En conclusión, el adaptado PS-técnica de PCR puede detectar una microfilaria en piscinas de hasta 50 mosquitos se presentan en este documento se confirma que esta prueba es adecuada para la realización de pruebas Ae. Polynesiensis mosquitos en el contexto de los programas de eliminación de la filariasis. Se puede aplicarse útilmente para vigilar la prevalencia de la infección por W. Bancrofti en toda la zona donde Ae. Polynesiensis es el principal vector cuando una eficiente trampa de ser desarrollado.

Conflicto de intereses

Los autores declaran que no tienen intereses en conflicto.

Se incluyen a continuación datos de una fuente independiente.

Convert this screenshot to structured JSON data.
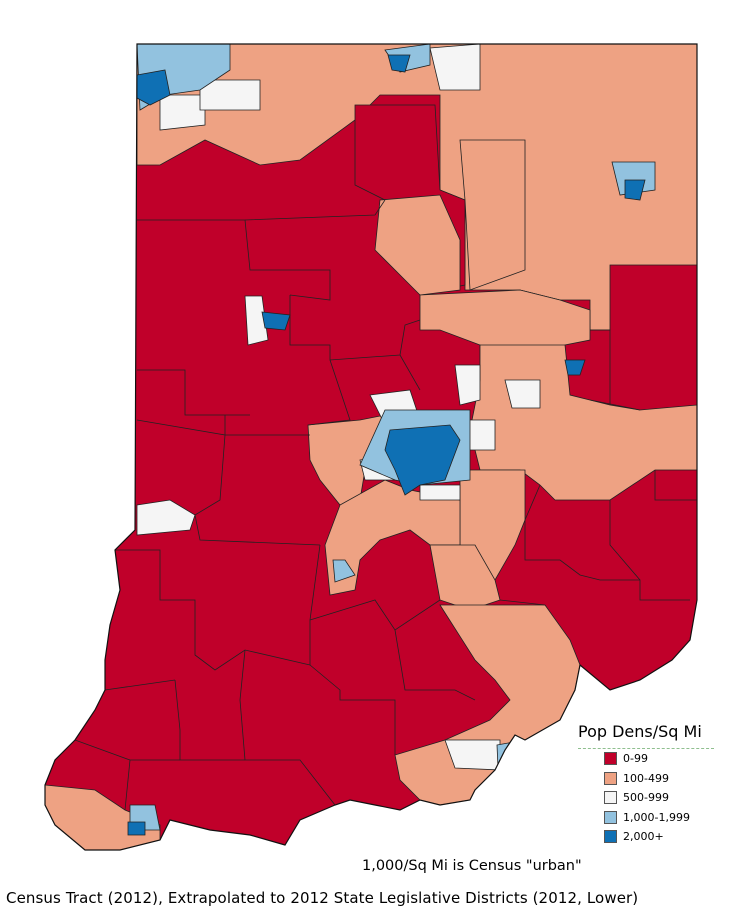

Contribuciones de los autores

AML diseñó y coordinó el estudio, YS supervisó las colecciones de mosquitos, y la crianza de disecciones, CP realizado ensayos de PCR, la entrada de datos y el análisis de datos, y ND asistida con trabajo de campo de diseño y análisis estadístico.

Agradecimientos

Agradecemos el apoyo financiero del Gobierno de la Polinesia Francesa, el Ministerio francés de los Territorios de Ultramar, y el Instituto Louis Malardé la UC Berkeley Gump estación. Damos las gracias a M. Faaruia, A. y M. Germain Tetuanui para su asistencia técnica en la reunión, la disección y la cría de mosquitos. También queremos agradecer a la Sra Sandra Laney (Departamento de Ciencias Biológicas de la Universidad de Massachusetts, Northampton, MA, EE.UU.) por sus consejos útiles sobre la extracción de ADN y el Dr Tom Burkot (Centro de Control y Prevención de Enfermedades, División de Enfermedades Parasitarias, Atlanta , GA, EE.UU.) por su lectura crítica del manuscrito.